The face of America is changing—Gen Z is the most multicultural generation to date. Once upon a time, general market marketing campaigns were the norm. They aimed to reach as many people as possible—while failing to take into account the unique cultures, values, languages, communication styles, and media consumption habits of millions of multicultural Americans.

Suffice to say, this marketing strategy simply doesn’t cut it in modern America. Not only that, but a single-faceted, broad-spectrum marketing strategy can do significant damage to a brand. 

That’s where diversity marketing comes in.

What is diversity marketing?

Diversity marketing refers to any marketing strategy that recognizes the differences within the subgroups of a target market, including: age, gender, disability, religion, ethnicity, and sexual identity. Multicultural marketing, more specifically, refers to a marketing strategy that recognizes the differences in culture and ethnicities of a target market.

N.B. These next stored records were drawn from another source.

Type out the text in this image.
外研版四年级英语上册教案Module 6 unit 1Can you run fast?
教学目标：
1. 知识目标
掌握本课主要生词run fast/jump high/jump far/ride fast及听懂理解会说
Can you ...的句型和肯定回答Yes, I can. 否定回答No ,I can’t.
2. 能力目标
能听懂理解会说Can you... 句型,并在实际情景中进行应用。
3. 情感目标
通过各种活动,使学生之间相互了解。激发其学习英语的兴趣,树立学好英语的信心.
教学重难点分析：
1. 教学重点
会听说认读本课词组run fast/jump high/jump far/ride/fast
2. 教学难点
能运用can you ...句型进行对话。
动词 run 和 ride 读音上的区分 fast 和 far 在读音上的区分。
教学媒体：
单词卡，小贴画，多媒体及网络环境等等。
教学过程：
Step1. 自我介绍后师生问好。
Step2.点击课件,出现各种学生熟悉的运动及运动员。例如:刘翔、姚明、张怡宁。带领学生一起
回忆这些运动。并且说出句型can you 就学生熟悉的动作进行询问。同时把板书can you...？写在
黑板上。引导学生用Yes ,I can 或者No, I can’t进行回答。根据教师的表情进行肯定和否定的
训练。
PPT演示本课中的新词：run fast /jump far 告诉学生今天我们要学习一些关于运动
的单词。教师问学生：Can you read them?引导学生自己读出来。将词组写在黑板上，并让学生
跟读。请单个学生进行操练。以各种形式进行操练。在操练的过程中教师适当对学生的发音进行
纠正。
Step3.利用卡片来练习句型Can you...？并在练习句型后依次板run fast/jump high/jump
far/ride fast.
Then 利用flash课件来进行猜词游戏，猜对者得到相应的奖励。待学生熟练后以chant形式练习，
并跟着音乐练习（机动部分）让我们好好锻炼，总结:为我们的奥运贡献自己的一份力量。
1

Successful inclusive marketing campaigns aim to break advertising norms by highlighting people or groups that may be under- or misrepresented. Accurate representation allows for your target consumers to feel seen, heard, and understood—and enables them to trust your brand and personally identify with your products.

Read next: 6 Examples of Brands Who Got Multicultural Marketing Right

Tips for your diversity marketing strategy:

1. Marketing to Gen Z requires diversity marketing

Most brands are trying to target the coveted Gen Z audience—but not all know how. The secret? It’s nailing your diversity marketing strategy. Here’s why:

Gen Z is more diverse than any other generation before them. The majority of Gen Z teens are non-white (52% according to Refuel’s Gen Z Explorer Series™), compared to 29% non-white members of the Baby Boomer generation. This generation views diversity and inclusion not as an aspiration, but as their normal. In his TedX talk, Jason Dorsey explains that, “They are so diverse that they don’t see diversity… unless it’s absent.”  

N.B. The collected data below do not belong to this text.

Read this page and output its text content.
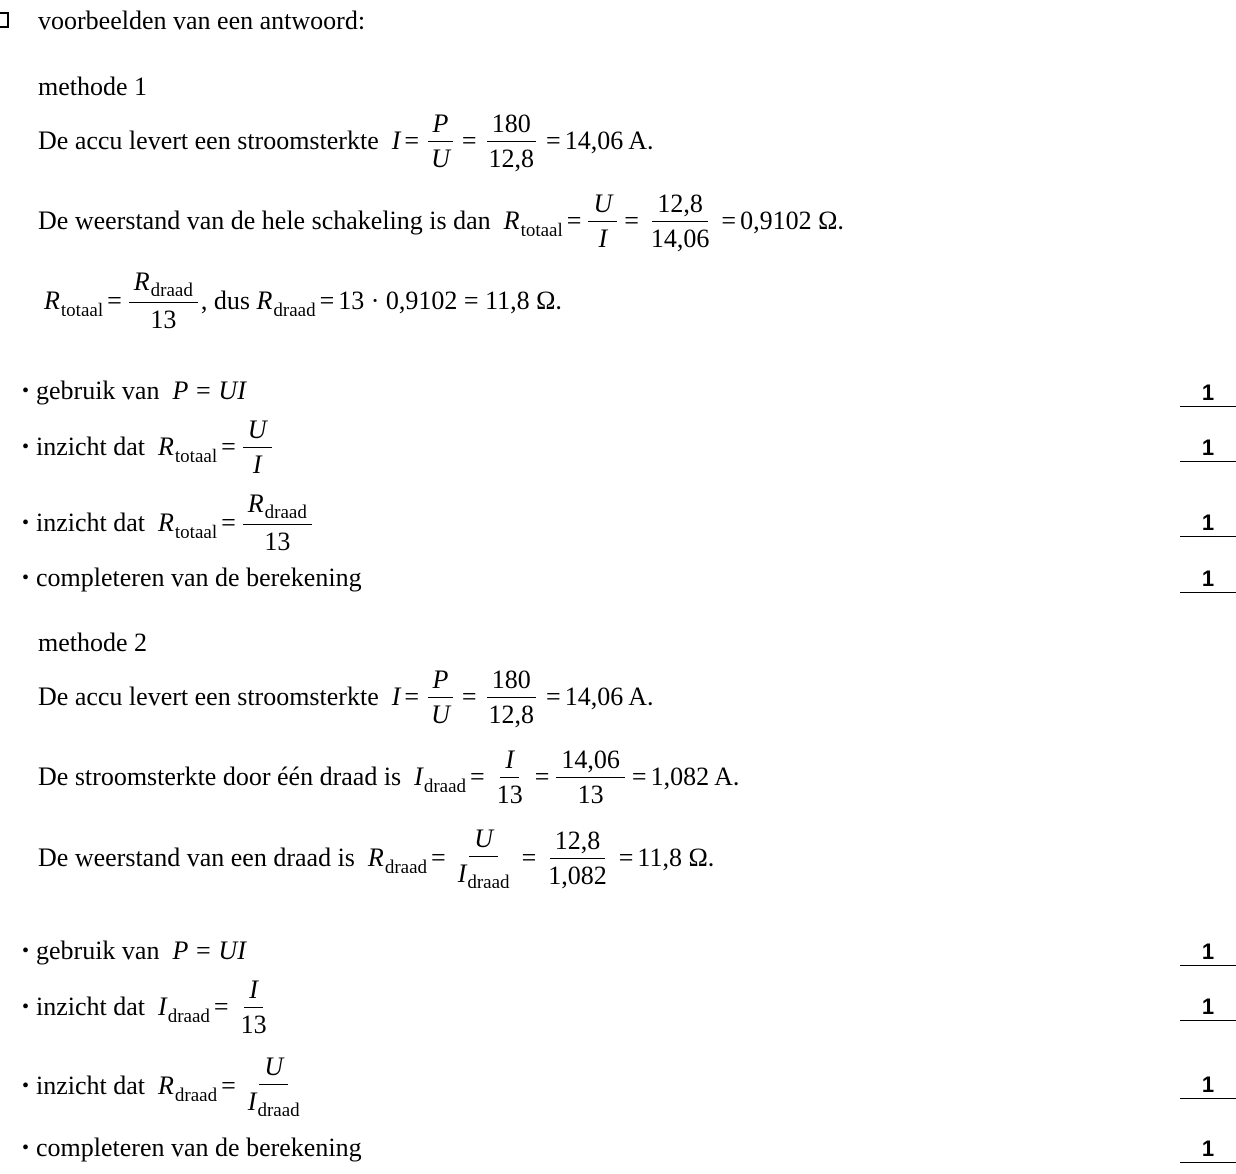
voorbeelden van een antwoord:
methode 1
De accu levert een stroomsterkte
$I = \frac{P}{U} = \frac{180}{12,8} = 14,06$ A.
De weerstand van de hele schakeling is dan
R totaal = $\frac{U}{I} = \frac{12,8}{14,06} = 0,9102$ Ω.
R totaal = $\frac{R_{draad}}{13}$ , dus
R draad = 13 · 0,9102 = 11,8 Ω.
• gebruik van
P = UI	1
• inzicht dat
R totaal = $\frac{U}{I}$	1
• inzicht dat
R totaal = $\frac{R_{draad}}{13}$	1
• completeren van de berekening	1
methode 2
De accu levert een stroomsterkte
$I = \frac{P}{U} = \frac{180}{12,8} = 14,06$ A.
De stroomsterkte door één draad is
I draad = $\frac{I}{13} = \frac{14,06}{13} = 1,082$ A.
De weerstand van een draad is
R draad = $\frac{U}{I_{draad}} = \frac{12,8}{1,082} = 11,8$ Ω.
• gebruik van
P = UI	1
• inzicht dat
I draad = $\frac{I}{13}$	1
• inzicht dat
R draad = $\frac{U}{I_{draad}}$	1
• completeren van de berekening	1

When communicating with and marketing to this generation, your brand doesn’t have the option of not representing the diverse world into which Gen Z was born. Gen Zers support brands that showcase and celebrate the diversity they see in their own generation. A perfect example of a brand that celebrates diversity at their very core is Fluide Beauty, a “collection of colorful, cruelty-free makeup for all gender expressions, gender identities, and skin tones”. This is Gen Z branding at its finest.

Read next: The Ultimate Guide to Marketing to Gen Z

2. Culture speaks louder than words

Many brands think that advertising to diverse audiences requires advertising in languages native to your target audience—especially in the case of marketing to Hispanic audiences. 

However, our research found that the winning factor for advertisements targeting Hispanic audiences is not language, but rather, culture. According to Refuel’s Hispanic Explorer Series™ 2021, Hispanic audiences pay equal attention to ads in English and in Spanish—but they respond more to ads that reflect their culture. 

The takeaway? Your target audience wants to see themselves reflected in your advertisements—and isn’t that always the case? Make an impact with your Hispanic advertising campaigns by truly understanding and speaking to your target audience. 

That’s why at Refuel, we consider “multicultural” marketing to really be talking about community-based marketing. “Culture” remains a topic of conversation. Brands must not only communicate with cultural relevance, but their ethos must also be in alignment or risk being flagged as disingenuous. Uniquely embedding the brands into the mindset of a community is essential to success.

Read next: A Look at the Future of Hispanic Marketing

3. Bring in diverse team members to shape campaigns

To create authentic messaging for a diverse market, it’s crucial for members of your target audience to be a part of the creative process to ensure a messaging fit. Cultural intelligence should be a priority in order to avoid sending out tone-deaf messages that inevitably fall flat. 

Diversity is key in the initial creative process, which is why having diverse and inclusive teams is essential for your brand’s success. But once you have a campaign underway, you can gain key insights from members of your target audience. Bringing in diversity consultants and facilitating focus groups are two additional ways to ensure that your campaigns are resonating with your target audiences. 

Read next: 3 Reasons to Include Local Media in Your Multicultural Marketing Strategy

4. Celebrate diversity and inclusion all year round

National holidays and observances like Black History Month, Asian Pacific American Heritage Month, and Hispanic Heritage Month offer brands the opportunity to recognize their multicultural consumers and highlight their culture.

However, representation year-round is a major factor when trying to authentically reach communities of color. According to a 2019 survey from Adobe, 34% of U.S. consumers stopped supporting a brand because it didn’t represent their identity (race, religion, sexual orientation, etc.) in its advertising. In order to trust and relate to your brand, consumers want to see that you care about who they are, and that your product is for them. Build relationships, don’t just sell products. 

Inclusive marketing is the right thing to do for your business. And when it comes to crafting authentic campaigns that achieve your objectives, there is no substitute for getting to know your customers — their dreams, desire, fears, and frustrations at a deep level. Any group you’ve deemed as a valuable buyer persona for your brand should know that you’re cheering for them and supporting them in achieving success, whatever they’ve defined that to be.